Feist started with an eight-person band (including Snowblink and Charles Spearin of Do Make Say Think) and spirited performances of songs from her latest album, Metals. But the ensemble was quickly reduced to three – and that’s when the electronics kicked in. She looped her voice on My Moon My Man and swapped an acoustic guitar for a sampler on 1234. It surprised the crowd members looking for sing-a-longs, and at times seemed awkward and forced, as if Feist was trying to stay relevant in a music age where Grimes is the new It Girl.

On the other hand, Broken Social Scene’s performance of You Forgot It In People was spot-on and nostalgia-laden, reminding us why A&C became one of the country’s most important indie labels in the first place. Brendan Canning and Kevin Drew took turns at the mic, and Lisa Lobsinger, Amy Milan of Stars and Feist accompanied them throughout the night.

Other festival highlights included Cold Specks’ insane live singing voice – best showcased when her band would pause and she’d belt a cappella (how the London-dwelling Canadian manages to channel so much gospel and American-south soul is remarkable) Timber Timbre’s chilling performance (he sang, “All I need is some sunshine” while overcast skies threatened above), and Bloc Party playing hits from Silent Alarm as well as their newer, dancier songs.

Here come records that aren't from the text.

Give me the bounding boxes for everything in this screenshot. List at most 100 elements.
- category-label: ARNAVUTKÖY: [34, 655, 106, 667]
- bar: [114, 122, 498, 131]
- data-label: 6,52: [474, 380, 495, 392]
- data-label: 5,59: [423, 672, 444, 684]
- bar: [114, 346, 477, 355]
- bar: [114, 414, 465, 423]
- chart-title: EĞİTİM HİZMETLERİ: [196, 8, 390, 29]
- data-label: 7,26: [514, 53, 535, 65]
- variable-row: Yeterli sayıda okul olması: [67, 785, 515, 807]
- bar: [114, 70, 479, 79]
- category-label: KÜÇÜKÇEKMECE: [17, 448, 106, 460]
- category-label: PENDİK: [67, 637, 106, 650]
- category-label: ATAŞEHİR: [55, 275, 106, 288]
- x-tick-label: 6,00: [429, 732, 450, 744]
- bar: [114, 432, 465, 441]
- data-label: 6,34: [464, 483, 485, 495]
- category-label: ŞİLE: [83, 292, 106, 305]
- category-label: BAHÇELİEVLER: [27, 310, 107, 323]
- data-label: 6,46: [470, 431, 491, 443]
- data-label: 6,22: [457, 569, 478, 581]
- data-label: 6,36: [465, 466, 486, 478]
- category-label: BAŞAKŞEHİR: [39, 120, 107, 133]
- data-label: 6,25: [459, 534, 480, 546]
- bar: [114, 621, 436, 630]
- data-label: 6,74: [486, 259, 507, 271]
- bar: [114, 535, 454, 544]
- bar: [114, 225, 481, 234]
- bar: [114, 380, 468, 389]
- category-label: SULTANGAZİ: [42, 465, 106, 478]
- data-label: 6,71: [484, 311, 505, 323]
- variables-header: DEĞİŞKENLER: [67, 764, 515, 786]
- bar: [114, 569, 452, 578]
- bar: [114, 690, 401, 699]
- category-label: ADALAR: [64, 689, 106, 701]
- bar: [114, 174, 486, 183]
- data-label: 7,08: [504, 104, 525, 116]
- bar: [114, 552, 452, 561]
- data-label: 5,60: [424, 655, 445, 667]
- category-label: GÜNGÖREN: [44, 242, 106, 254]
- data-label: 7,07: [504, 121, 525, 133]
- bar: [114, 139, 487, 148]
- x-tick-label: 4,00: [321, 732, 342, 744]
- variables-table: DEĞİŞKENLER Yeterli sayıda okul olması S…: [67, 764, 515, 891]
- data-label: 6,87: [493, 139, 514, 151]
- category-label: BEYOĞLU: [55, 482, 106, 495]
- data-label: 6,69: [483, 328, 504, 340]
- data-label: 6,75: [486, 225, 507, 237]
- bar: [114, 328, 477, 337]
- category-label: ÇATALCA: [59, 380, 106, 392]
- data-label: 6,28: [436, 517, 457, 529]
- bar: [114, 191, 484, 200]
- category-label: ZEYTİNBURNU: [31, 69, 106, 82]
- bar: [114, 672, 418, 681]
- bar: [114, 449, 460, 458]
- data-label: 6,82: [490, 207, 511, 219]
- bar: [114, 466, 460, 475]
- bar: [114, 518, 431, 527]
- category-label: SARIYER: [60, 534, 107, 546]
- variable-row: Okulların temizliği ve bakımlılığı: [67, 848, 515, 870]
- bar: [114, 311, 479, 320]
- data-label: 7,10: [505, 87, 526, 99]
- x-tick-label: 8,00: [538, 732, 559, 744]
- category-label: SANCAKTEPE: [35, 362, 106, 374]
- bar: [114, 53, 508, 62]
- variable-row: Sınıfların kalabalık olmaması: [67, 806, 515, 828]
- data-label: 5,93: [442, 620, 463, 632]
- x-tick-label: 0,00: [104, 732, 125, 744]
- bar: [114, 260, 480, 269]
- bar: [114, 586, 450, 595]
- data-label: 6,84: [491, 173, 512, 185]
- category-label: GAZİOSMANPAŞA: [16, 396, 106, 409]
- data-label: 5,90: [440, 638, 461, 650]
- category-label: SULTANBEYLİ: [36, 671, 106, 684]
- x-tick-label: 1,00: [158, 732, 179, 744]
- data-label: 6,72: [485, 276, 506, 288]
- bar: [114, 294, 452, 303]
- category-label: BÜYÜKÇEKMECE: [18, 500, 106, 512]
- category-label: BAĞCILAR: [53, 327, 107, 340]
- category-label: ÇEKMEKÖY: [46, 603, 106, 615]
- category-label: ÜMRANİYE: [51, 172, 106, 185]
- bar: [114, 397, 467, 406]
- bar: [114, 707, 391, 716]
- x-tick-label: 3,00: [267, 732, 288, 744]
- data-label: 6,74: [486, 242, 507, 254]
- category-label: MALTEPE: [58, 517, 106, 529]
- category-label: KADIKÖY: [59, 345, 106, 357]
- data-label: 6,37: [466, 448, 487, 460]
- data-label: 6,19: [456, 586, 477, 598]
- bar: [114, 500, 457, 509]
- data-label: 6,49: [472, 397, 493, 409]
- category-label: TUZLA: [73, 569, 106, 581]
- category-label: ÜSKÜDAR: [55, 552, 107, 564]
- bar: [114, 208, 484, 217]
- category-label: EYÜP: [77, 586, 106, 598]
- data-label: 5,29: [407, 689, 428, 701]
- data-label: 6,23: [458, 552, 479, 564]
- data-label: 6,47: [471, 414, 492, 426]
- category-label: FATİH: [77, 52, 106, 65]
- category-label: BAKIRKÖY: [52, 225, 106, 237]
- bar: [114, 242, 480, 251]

Field Trip made the most of the day, supplementing their lineup with the best concert food – food trucks and independent vendors and mini versions of Toronto hot spots – multiple bars and even a hula-hoop lawn. The two stages were close to one another, making it easy to catch each of the 15 acts (if anyone had the stamina). A pretty great birthday party – hopefully we won’t wait another ten years.